Depending on how much time you want to spare on this, you can prepare your cards for a draft night in as few as 5 minutes, or a bit longer if you want to do something special.

The simplest option is the “Pile of Everything” approach. Just shuffle every card into one big pile and stick it in a box. DONE! If you have a bunch of expansions and promos, you can choose to dump them all into the mix, or selectively separate them out to keep the draft focused around just a particular set of cards (good for mixing things up between drafts).

The next step up in complexity is to remove all but one copy of each rare card in your pool (the ones with a red gem on the bottom-right corner). This makes those cards, well, rare! Not only is it fun to get hold of something unique in a draft, it assures that each player will be able to do a few things nobody else can.

Personally, I like to go even one step further and make full on “booster packs” to emulate the rarity distribution of a typical money sink CCG. To do this, you’ll need to keep your pile of singled-out rares separate from the commons. Then, use envelopes, rubber bands, or any other means of bundling cards to make packs of 10 or 12, each containing exactly one rare.

Whatever method you prefer, I suggest keeping count of how many cards are in your pool. This will inform you on how many players your draft can include. It’s also wise to do a recount of your cards the day after the draft, just to make sure nothing slipped under the table or got lost during play.



Now the fun can begin!

When your group has arrived, make sure everyone is sitting in a way that they each have an obvious “left” and “right” neighbor – preferably all sitting around one table. If you have 12 or more players, you’ll want to break them up into smaller groups that will only draft among themselves.

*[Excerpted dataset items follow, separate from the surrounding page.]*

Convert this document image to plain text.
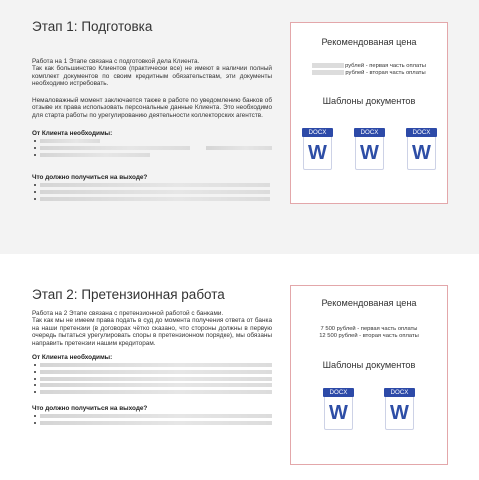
Этап 1: Подготовка
Работа на 1 Этапе связана с подготовкой дела Клиента.
Так как большинство Клиентов (практически все) не имеют в наличии полный комплект документов по своим кредитным обязательствам, эти документы необходимо истребовать.
Немаловажный момент заключается также в работе по уведомлению банков об отзыве их права использовать персональные данные Клиента. Это необходимо для старта работы по урегулированию деятельности коллекторских агентств.
От Клиента необходимы:
Что должно получиться на выходе?
Рекомендованая цена
рублей - первая часть оплаты
рублей - вторая часть оплаты
Шаблоны документов
DOCX
W
DOCX
W
DOCX
W
Этап 2: Претензионная работа
Работа на 2 Этапе связана с претензионной работой с банками.
Так как мы не имеем права подать в суд до момента получения ответа от банка на наши претензии (в договорах чётко сказано, что стороны должны в первую очередь пытаться урегулировать споры в претензионном порядке), мы обязаны направить претензии нашим кредиторам.
От Клиента необходимы:
Что должно получиться на выходе?
Рекомендованая цена
7 500 рублей - первая часть оплаты
12 500 рублей - вторая часть оплаты
Шаблоны документов
DOCX
W
DOCX
W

Now you can begin doling out the cards. If you went with the basic pile of cards approach, you can deal out 10 or 12 cards to each player (depending on the format and how many cards are in your pool). If you made packs, toss one out to each player. Give everyone a few seconds to review their hand, then instruct them to take one, place it face-down on the table, then pass the remaining cards to the player their left. They will repeat this until all those cards have been drafted. Then hand out another bundle of cards to each player and repeat the process, but this time passing unclaimed cards to the right. For the final set of cards, pass to the left again.

Try to synchronize the pace at which everybody passes cards. If you don’t, some people will inevitably stack four piles of cards next to their neighbor, who’s taking 15 minutes to plan a strategy before picking their first card. You can tell first-time players not to overthink things, and just stick to one or two colors if they’re indecisive. And remind them that even a completely random 30-card deck is almost always fully functional.

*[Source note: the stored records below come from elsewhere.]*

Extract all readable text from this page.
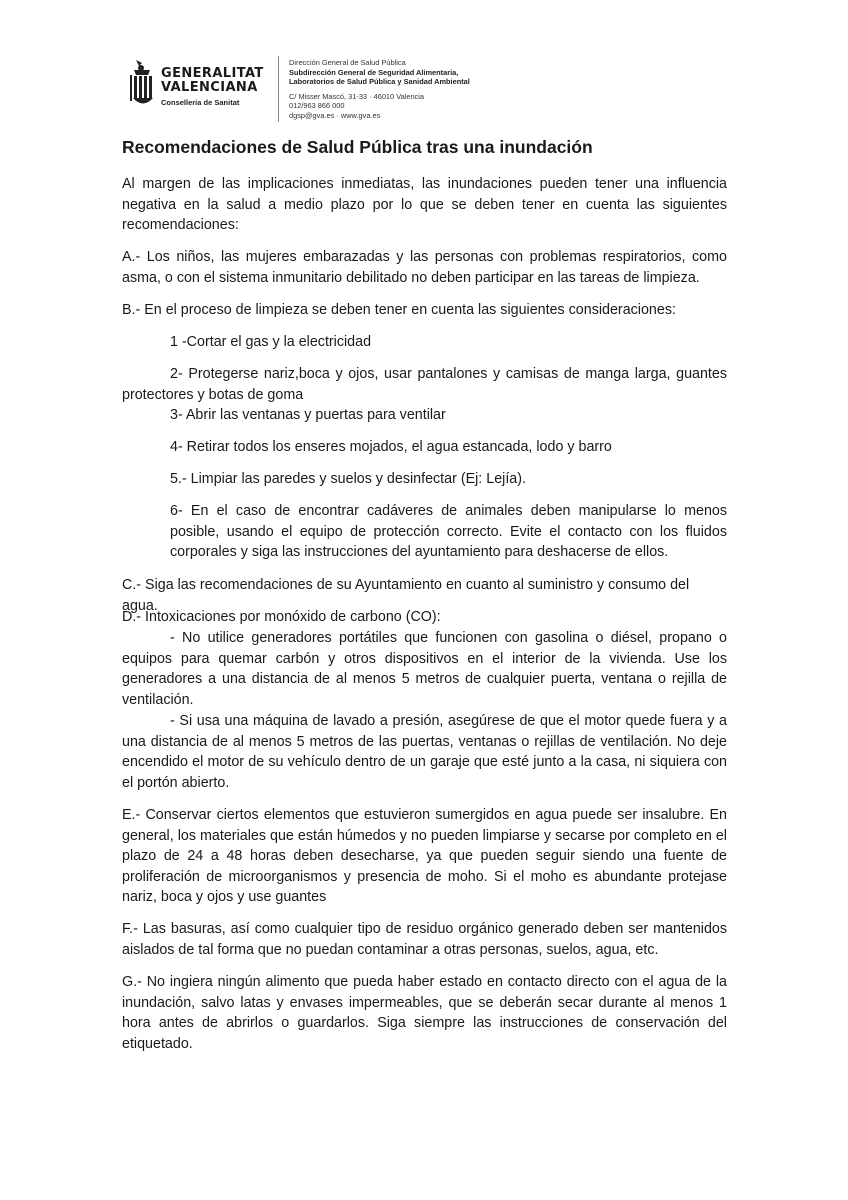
GENERALITAT
VALENCIANA
Conselleria de Sanitat
Dirección General de Salud Pública
Subdirección General de Seguridad Alimentaria,
Laboratorios de Salud Pública y Sanidad Ambiental
C/ Misser Mascó, 31-33 · 46010 Valencia
012/963 866 000
dgsp@gva.es · www.gva.es
Recomendaciones de Salud Pública tras una inundación

Al margen de las implicaciones inmediatas, las inundaciones pueden tener una influencia negativa en la salud a medio plazo por lo que se deben tener en cuenta las siguientes recomendaciones:

A.- Los niños, las mujeres embarazadas y las personas con problemas respiratorios, como asma, o con el sistema inmunitario debilitado no deben participar en las tareas de limpieza.

B.- En el proceso de limpieza se deben tener en cuenta las siguientes consideraciones:

1 -Cortar el gas y la electricidad

2- Protegerse nariz,boca y ojos, usar pantalones y camisas de manga larga, guantes protectores y botas de goma

3- Abrir las ventanas y puertas para ventilar

4- Retirar todos los enseres mojados, el agua estancada, lodo y barro

5.- Limpiar las paredes y suelos y desinfectar (Ej: Lejía).

6- En el caso de encontrar cadáveres de animales deben manipularse lo menos posible, usando el equipo de protección correcto. Evite el contacto con los fluidos corporales y siga las instrucciones del ayuntamiento para deshacerse de ellos.

C.- Siga las recomendaciones de su Ayuntamiento en cuanto al suministro y consumo del agua.

D.- Intoxicaciones por monóxido de carbono (CO):

- No utilice generadores portátiles que funcionen con gasolina o diésel, propano o equipos para quemar carbón y otros dispositivos en el interior de la vivienda. Use los generadores a una distancia de al menos 5 metros de cualquier puerta, ventana o rejilla de ventilación.

- Si usa una máquina de lavado a presión, asegúrese de que el motor quede fuera y a una distancia de al menos 5 metros de las puertas, ventanas o rejillas de ventilación. No deje encendido el motor de su vehículo dentro de un garaje que esté junto a la casa, ni siquiera con el portón abierto.

E.- Conservar ciertos elementos que estuvieron sumergidos en agua puede ser insalubre. En general, los materiales que están húmedos y no pueden limpiarse y secarse por completo en el plazo de 24 a 48 horas deben desecharse, ya que pueden seguir siendo una fuente de proliferación de microorganismos y presencia de moho. Si el moho es abundante protejase nariz, boca y ojos y use guantes

F.- Las basuras, así como cualquier tipo de residuo orgánico generado deben ser mantenidos aislados de tal forma que no puedan contaminar a otras personas, suelos, agua, etc.

G.- No ingiera ningún alimento que pueda haber estado en contacto directo con el agua de la inundación, salvo latas y envases impermeables, que se deberán secar durante al menos 1 hora antes de abrirlos o guardarlos. Siga siempre las instrucciones de conservación del etiquetado.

If you gave out 10 cards per draft round, everyone will have a 30-card deck ready to go! If you gave out 12 cards per pack, give you players a minute or two to decide which 6 (or less) cards they don’t want in their deck.



draft_night_2Now that everyone’s prepared to duel, you can pair them off any way you want. But a round-robin style works best for making sure your players socialize with as many other players as possible.

If you have an odd number of players, I recommend you take the first “rest” period (skip a match) in the schedule, especially if you have any new players. The first round of games is when you’ll be running around the most, answering questions and clarifying the rules at each table anyway.

Be sure to set a time limit on each match; about 30 minutes works well. I have some players that can turn this quick game into a 90-minute marathon. Epic is most fun when you have many new experiences, and battle a variety of decks, so keep things moving even if you have to decide a match based on who has the most Life at the buzzer.



That’s pretty much every tip and trick I can think of for a new draft organizer to know. But remember that there are so many ways to spin the formula and make your own unique variations. Try playing with Hydra or Emperor rules; play with teams; or let players trade for 10 minutes before each match.

This article is only meant as a guide for getting you started. Epic is designed to be your own customizable card experience, so have fun experiencing it however you want!